Book Review: Only half way through, and already it's a favorite Summary: 5 Stars
At this point I'm only about half way through Quicksilver, so this isn't a complete review, but after reading some of the reviews below, I just gotta throw in my two cents. First, let me say that until I picked this book up, I had never heard of Neal Stevenson. Second, I thought it was going to be more fantasy than historical, in the Neil Gaiman mode, only bigger. Third, it's absolutely brilliant, fabulous stuff. It's exhausting reading, physically it weighs a ton, and after a while it's hard to concentrate on the words, and you have to read every word-- a feast of a book, the best contemporary novel I've read in close to ten years, since Corelli's Mandolin, another feast of a book, and The Bone People a decade before that--Stevenson knows his history, his math, his psychology, and how to structure something huge. I don't know where he's taking me, but I'll follow him anywhere now. I just wish I didn't have to do other things, like go to work and sleep.

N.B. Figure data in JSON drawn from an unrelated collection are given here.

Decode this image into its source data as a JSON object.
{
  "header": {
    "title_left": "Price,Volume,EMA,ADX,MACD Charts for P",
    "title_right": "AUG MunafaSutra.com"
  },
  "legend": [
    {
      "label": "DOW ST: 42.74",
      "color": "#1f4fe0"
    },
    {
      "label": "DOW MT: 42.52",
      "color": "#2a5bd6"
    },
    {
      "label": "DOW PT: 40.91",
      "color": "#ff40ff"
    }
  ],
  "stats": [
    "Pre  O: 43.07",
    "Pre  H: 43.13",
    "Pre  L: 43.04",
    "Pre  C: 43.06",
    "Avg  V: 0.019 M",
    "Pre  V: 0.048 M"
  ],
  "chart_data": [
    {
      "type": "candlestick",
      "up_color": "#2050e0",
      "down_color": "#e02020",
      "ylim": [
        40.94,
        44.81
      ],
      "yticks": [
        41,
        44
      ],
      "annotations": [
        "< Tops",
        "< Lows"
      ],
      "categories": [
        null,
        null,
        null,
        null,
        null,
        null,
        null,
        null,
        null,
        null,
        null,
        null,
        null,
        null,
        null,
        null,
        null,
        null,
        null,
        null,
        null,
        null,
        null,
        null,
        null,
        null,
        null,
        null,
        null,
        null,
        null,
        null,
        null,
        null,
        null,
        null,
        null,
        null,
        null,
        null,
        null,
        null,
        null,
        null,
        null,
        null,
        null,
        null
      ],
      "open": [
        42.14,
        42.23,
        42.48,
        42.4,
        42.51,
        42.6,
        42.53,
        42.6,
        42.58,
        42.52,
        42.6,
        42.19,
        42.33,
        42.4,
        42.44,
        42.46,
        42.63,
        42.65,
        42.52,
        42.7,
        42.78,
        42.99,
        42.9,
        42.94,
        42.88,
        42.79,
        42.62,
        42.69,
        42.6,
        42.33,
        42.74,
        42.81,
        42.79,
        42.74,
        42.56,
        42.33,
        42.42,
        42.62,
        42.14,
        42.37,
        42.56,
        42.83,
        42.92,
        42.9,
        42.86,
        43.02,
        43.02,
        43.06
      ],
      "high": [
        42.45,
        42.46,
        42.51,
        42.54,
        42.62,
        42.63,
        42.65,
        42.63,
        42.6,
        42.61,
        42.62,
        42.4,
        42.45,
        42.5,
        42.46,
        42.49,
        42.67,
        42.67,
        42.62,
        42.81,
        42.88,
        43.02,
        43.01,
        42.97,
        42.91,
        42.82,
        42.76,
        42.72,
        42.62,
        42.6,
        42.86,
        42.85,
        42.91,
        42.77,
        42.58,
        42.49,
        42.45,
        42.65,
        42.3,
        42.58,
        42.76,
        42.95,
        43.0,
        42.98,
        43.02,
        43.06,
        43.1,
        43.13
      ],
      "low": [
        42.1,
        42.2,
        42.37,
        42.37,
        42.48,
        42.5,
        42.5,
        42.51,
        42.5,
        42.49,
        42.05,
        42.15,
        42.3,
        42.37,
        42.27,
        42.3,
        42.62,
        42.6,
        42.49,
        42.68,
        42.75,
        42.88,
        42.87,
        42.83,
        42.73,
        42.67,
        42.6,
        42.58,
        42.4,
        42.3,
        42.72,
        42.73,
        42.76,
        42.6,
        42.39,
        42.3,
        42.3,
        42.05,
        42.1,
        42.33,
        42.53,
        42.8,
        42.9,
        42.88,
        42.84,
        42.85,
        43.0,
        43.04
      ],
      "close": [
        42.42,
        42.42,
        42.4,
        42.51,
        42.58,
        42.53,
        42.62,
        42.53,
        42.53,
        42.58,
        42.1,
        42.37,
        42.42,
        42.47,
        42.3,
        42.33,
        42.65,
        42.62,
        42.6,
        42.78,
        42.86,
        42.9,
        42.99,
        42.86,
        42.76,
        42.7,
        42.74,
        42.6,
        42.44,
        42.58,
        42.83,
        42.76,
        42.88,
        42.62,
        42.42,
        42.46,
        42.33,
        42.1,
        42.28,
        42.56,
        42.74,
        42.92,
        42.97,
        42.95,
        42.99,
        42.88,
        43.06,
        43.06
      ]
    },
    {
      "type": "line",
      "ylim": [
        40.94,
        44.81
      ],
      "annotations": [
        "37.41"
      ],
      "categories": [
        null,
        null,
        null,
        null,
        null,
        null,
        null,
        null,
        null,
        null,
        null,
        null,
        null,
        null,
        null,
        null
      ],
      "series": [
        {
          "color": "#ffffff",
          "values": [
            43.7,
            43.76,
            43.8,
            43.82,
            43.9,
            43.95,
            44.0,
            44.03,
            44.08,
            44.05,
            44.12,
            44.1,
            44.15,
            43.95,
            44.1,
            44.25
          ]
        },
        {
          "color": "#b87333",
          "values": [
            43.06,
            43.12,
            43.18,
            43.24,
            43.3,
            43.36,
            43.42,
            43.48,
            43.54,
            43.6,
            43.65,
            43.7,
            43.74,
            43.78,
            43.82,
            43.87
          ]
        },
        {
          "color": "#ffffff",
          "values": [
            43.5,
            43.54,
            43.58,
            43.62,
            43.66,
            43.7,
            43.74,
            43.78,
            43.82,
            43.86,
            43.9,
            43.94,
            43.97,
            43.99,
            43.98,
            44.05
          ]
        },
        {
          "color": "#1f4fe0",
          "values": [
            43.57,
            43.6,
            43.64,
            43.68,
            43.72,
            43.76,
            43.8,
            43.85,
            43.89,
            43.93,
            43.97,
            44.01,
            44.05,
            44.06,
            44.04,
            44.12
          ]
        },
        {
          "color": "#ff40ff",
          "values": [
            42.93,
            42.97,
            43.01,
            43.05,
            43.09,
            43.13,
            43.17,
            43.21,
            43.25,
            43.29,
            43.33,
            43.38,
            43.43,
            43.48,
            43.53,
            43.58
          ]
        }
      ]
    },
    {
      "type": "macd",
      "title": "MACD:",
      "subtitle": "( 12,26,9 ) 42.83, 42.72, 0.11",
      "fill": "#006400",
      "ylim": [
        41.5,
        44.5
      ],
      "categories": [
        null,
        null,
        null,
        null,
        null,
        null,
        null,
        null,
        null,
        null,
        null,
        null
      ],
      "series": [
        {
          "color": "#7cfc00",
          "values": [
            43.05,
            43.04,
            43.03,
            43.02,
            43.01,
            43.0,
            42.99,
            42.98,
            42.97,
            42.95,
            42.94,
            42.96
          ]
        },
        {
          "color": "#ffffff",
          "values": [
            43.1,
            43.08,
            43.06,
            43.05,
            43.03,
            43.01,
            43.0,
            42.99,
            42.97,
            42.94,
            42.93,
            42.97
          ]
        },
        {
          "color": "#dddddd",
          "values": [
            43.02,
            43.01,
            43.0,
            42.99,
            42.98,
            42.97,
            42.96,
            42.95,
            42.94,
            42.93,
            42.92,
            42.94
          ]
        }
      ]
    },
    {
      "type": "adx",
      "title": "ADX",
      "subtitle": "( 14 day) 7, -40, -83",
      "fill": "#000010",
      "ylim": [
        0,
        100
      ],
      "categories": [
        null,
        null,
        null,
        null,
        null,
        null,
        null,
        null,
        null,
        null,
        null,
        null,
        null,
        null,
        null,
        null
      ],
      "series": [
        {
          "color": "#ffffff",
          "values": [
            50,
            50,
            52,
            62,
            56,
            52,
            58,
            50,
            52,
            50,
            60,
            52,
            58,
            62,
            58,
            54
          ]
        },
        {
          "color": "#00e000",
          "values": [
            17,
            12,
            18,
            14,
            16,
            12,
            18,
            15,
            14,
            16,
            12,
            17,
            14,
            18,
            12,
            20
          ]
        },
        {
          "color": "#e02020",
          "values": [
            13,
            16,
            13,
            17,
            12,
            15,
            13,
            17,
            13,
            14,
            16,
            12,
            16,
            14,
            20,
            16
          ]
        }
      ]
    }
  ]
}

After 400+ pages, I keep waiting for it to flag, for a sequence to be less than terrifically written, for his sentences to become less than sparkling, for Stevenson to become didactic and showy for the sake of show. No such luck. I keep underlining sentences I want to remember; his description of London Bridge is the best architectural/sociological writing I've ever read; he makes boring stuff--calculus, shipping, mining, commerce--wonderfully interesting; he gets us inside his soldiers, we learn how guns work and why; what gunpowder does. He uses language like no one I know, keeping a historical distance from his characters while using modern idioms and attitudes to illuminate the 17th century. He doesn't turn them into 21st century hipsters, but he gives them language that, while not quite authentically 18th century (that would be a little too much, I think), illuminates their psyches in ways we can understand easily.

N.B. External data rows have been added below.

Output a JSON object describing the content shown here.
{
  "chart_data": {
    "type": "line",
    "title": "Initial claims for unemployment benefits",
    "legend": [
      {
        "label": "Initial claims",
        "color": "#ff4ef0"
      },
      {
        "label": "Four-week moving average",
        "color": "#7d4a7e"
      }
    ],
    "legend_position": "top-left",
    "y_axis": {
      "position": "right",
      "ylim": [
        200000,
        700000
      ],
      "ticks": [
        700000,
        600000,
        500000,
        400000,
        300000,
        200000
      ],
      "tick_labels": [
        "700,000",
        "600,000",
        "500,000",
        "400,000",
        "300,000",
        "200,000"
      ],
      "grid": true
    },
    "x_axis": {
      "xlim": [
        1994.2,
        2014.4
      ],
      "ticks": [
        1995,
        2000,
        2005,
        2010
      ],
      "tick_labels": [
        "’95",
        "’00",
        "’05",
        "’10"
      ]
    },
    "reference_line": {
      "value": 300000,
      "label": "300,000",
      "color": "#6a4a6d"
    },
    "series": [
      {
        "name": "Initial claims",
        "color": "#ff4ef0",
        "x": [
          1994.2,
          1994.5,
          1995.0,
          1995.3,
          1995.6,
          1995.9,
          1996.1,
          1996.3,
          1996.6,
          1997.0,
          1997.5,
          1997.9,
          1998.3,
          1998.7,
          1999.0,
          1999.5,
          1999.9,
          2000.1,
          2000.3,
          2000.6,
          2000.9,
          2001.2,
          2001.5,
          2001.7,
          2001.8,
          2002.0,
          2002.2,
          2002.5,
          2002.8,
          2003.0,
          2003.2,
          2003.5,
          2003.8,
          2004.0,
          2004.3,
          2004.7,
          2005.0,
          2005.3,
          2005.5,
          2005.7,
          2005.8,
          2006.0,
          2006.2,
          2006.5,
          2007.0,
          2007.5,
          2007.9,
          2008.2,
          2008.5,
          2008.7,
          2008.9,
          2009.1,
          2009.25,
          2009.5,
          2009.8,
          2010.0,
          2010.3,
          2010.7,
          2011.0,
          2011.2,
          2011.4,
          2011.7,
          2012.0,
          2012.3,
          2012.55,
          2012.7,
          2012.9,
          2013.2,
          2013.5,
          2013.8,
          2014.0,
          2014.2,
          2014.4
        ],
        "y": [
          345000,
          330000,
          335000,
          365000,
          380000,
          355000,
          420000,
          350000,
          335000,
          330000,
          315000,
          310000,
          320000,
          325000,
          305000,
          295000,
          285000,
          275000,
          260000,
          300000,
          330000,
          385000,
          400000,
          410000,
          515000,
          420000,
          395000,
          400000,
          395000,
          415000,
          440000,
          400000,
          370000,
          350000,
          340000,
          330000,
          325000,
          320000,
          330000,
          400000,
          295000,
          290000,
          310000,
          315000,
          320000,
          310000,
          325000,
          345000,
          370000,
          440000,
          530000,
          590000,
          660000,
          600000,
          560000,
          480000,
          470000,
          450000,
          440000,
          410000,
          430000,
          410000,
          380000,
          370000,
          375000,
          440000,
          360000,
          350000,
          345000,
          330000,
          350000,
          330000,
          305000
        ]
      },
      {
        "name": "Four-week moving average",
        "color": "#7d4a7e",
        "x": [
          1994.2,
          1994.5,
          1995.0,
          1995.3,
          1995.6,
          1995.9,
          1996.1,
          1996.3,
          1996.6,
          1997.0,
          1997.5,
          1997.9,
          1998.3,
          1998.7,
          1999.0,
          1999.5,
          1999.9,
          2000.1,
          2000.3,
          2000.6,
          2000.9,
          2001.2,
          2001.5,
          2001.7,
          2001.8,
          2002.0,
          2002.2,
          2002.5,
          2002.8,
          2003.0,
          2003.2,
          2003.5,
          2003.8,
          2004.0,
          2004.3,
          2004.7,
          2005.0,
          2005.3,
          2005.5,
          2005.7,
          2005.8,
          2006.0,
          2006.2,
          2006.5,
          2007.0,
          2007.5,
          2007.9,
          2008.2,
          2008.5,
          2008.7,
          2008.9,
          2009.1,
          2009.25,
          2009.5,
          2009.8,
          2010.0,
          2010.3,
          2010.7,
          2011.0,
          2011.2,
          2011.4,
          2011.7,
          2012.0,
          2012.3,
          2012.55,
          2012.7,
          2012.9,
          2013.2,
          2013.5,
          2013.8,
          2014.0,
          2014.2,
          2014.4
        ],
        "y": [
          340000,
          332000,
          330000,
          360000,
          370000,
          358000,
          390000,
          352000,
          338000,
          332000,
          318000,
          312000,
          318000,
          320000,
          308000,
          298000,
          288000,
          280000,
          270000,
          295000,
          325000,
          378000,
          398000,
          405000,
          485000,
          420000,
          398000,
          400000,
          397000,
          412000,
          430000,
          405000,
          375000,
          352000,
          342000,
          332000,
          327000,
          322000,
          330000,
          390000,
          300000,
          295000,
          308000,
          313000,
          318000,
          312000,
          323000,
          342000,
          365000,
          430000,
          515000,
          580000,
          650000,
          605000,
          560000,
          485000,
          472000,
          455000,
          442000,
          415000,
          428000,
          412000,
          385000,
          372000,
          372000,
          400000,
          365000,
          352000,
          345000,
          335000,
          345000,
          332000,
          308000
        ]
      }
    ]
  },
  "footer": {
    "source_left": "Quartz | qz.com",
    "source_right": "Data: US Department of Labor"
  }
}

In an age of minimalist fiction, where less is considered more (and only minimalism is prize-worthy), it's a wonderful treat to read someone who doesn't give a damn about what's stylish, and who just throws everything he's got onto the page. What a feast!

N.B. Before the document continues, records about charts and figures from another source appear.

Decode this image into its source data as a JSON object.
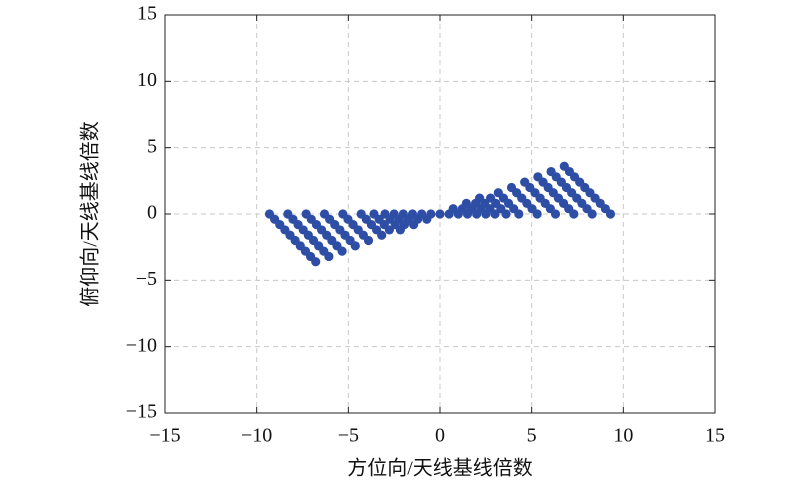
{
  "chart_data": {
    "type": "scatter",
    "xlabel": "方位向/天线基线倍数",
    "ylabel": "俯仰向/天线基线倍数",
    "color": "#2e4ea6",
    "grid": true,
    "xlim": [
      -15,
      15
    ],
    "ylim": [
      -15,
      15
    ],
    "xticks": [
      {
        "value": -15,
        "label": "−15"
      },
      {
        "value": -10,
        "label": "−10"
      },
      {
        "value": -5,
        "label": "−5"
      },
      0,
      5,
      10,
      15
    ],
    "yticks": [
      {
        "value": -15,
        "label": "−15"
      },
      {
        "value": -10,
        "label": "−10"
      },
      {
        "value": -5,
        "label": "−5"
      },
      0,
      5,
      10,
      15
    ],
    "x": [
      -9.3,
      -9.02,
      -8.74,
      -8.46,
      -8.18,
      -7.9,
      -7.62,
      -7.34,
      -7.06,
      -6.78,
      -8.3,
      -8.02,
      -7.74,
      -7.46,
      -7.18,
      -6.9,
      -6.62,
      -6.34,
      -6.06,
      -7.3,
      -7.02,
      -6.74,
      -6.46,
      -6.18,
      -5.9,
      -5.62,
      -5.34,
      -6.3,
      -6.02,
      -5.74,
      -5.46,
      -5.18,
      -4.9,
      -4.62,
      -5.3,
      -5.02,
      -4.74,
      -4.46,
      -4.18,
      -3.9,
      -4.3,
      -4.02,
      -3.74,
      -3.46,
      -3.18,
      -3.6,
      -3.32,
      -3.04,
      -2.76,
      -3.0,
      -2.72,
      -2.44,
      -2.16,
      -2.5,
      -2.22,
      -1.94,
      -2.0,
      -1.72,
      -1.44,
      -1.5,
      -1.22,
      -1.0,
      -0.72,
      -0.5,
      0,
      9.3,
      9.02,
      8.74,
      8.46,
      8.18,
      7.9,
      7.62,
      7.34,
      7.06,
      6.78,
      8.3,
      8.02,
      7.74,
      7.46,
      7.18,
      6.9,
      6.62,
      6.34,
      6.06,
      7.3,
      7.02,
      6.74,
      6.46,
      6.18,
      5.9,
      5.62,
      5.34,
      6.3,
      6.02,
      5.74,
      5.46,
      5.18,
      4.9,
      4.62,
      5.3,
      5.02,
      4.74,
      4.46,
      4.18,
      3.9,
      4.3,
      4.02,
      3.74,
      3.46,
      3.18,
      3.6,
      3.32,
      3.04,
      2.76,
      3.0,
      2.72,
      2.44,
      2.16,
      2.5,
      2.22,
      1.94,
      2.0,
      1.72,
      1.44,
      1.5,
      1.22,
      1.0,
      0.72,
      0.5
    ],
    "y": [
      0,
      -0.4,
      -0.8,
      -1.2,
      -1.6,
      -2,
      -2.4,
      -2.8,
      -3.2,
      -3.6,
      0,
      -0.4,
      -0.8,
      -1.2,
      -1.6,
      -2,
      -2.4,
      -2.8,
      -3.2,
      0,
      -0.4,
      -0.8,
      -1.2,
      -1.6,
      -2,
      -2.4,
      -2.8,
      0,
      -0.4,
      -0.8,
      -1.2,
      -1.6,
      -2,
      -2.4,
      0,
      -0.4,
      -0.8,
      -1.2,
      -1.6,
      -2,
      0,
      -0.4,
      -0.8,
      -1.2,
      -1.6,
      0,
      -0.4,
      -0.8,
      -1.2,
      0,
      -0.4,
      -0.8,
      -1.2,
      0,
      -0.4,
      -0.8,
      0,
      -0.4,
      -0.8,
      0,
      -0.4,
      0,
      -0.4,
      0,
      0,
      0,
      0.4,
      0.8,
      1.2,
      1.6,
      2,
      2.4,
      2.8,
      3.2,
      3.6,
      0,
      0.4,
      0.8,
      1.2,
      1.6,
      2,
      2.4,
      2.8,
      3.2,
      0,
      0.4,
      0.8,
      1.2,
      1.6,
      2,
      2.4,
      2.8,
      0,
      0.4,
      0.8,
      1.2,
      1.6,
      2,
      2.4,
      0,
      0.4,
      0.8,
      1.2,
      1.6,
      2,
      0,
      0.4,
      0.8,
      1.2,
      1.6,
      0,
      0.4,
      0.8,
      1.2,
      0,
      0.4,
      0.8,
      1.2,
      0,
      0.4,
      0.8,
      0,
      0.4,
      0.8,
      0,
      0.4,
      0,
      0.4,
      0
    ]
  }
}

Book Review: A new meaning to Picaresque Summary: 5 Stars
This book (to which we are promised two follow-ups by the author in the same vein) lends new meaning to the term picaresque in describing a novel.-Commonly meant to mean one of meandering or no plot in which one adventure follows another with no seeming coherence, morality, etc.---Having just read what is considered one of the great 18th Century picaresques, Smollett's The Adventures of Roderick Random, I must say that this book puts the earlier one to shame, making it seem a rather pat work with stock characters, a predictable ending and comparatively little nuance. For this is not only a picaresque of swashbuckling adventure: It is one of politics, money, intrigues, religion, alchemy, mathematics and much else. I had, in fact, to cudgel my mind in some places to remember the conic section formulae and how number systems without the base of ten worked (especially the binary system). - Those with financial backgrounds will no doubt cudgel their brains over the rise and fall of V.O.C. stock. Those with a philosophical turn of mind will find themselves tackling anew the free will vs. predestination argument and follow it as what we now call science redefines predestination as determinism as well as the old mind-body problem, and others of others persuasions will find much else. But this is far from a plodding, meandering, didactic book. Stephenson has written a tale, or several tales loosely and (sometimes) mysteriously interconnected in a style which I can only describe as having a bounce to it. One feels bounced from one page to another much as the characters and ideas are. It's not exactly a page-turner in the sense that good mystery genre fiction is, where you turn the pages to find where the next twist will lead all the while making educated guesses at the solution. But one feels rather bounced into the world of (mostly) 17th Century science, philosophy, politics, money, society etc. and finds oneself enwrapped and bouncing along in it, much as the characters do. I hope I shan't have to wait too long from the bounce of the last page of this first book to land me on the first page of the second one!
Book Review: A masterpiece of historical fiction Summary: 5 Stars
Stephenson succeeds in crafting a description of one of European history's watershed eras that encompases vast geograhies and philosphies in an equally vast number of pages. For that, unlike many other reviewers, I do not fault him. We readers are guided on a tour of the intellectual landscape in England from the time of the English Civil War through to the Glorious Revolution. Stephenson entangles us in the religious/political mayhem that ran rampant during that time. From Versailles, to Venice to the hodge-podge of flyspeck Germanic sub-principalities, we gain a feeling for the incestuous interconnectedness of the royal and noble families that were accustomed to being the only Powers That Mattered at the time. Juxtaposed against them, we are introduced to the coterie of geniuses who flourished at the time and whose scientific and philosophical endeavors reshaped the way people came to view the world. Stephenson's voluminous description of the time, and his creation of a set of fictitious peers and contemporaries of its great thinkers allows him to explore and play with the ideas that were radically new in European culture at the time, which we contemporary readers have inherited as truths we take for granted. He does not go to pains to demonstrate how radically new some of the political theories he explores were in their historical context, and unsophisticated modern readers might have the urge to think "Well, duh... everybody knows and thinks that way... its normal." This book takes us through the struggles that unseated kings and smashed the concept of divine right, as well as through the empiricist revolution that retired the antiquated aristotelian modes of understanding the world and their alchemical/mystical offspring. This is not an adventure story, though there are a few adventureous tales woven into it. This is a novel of ideas, and as such, it does a spectacular job, just like each of Stephenson's earlier books.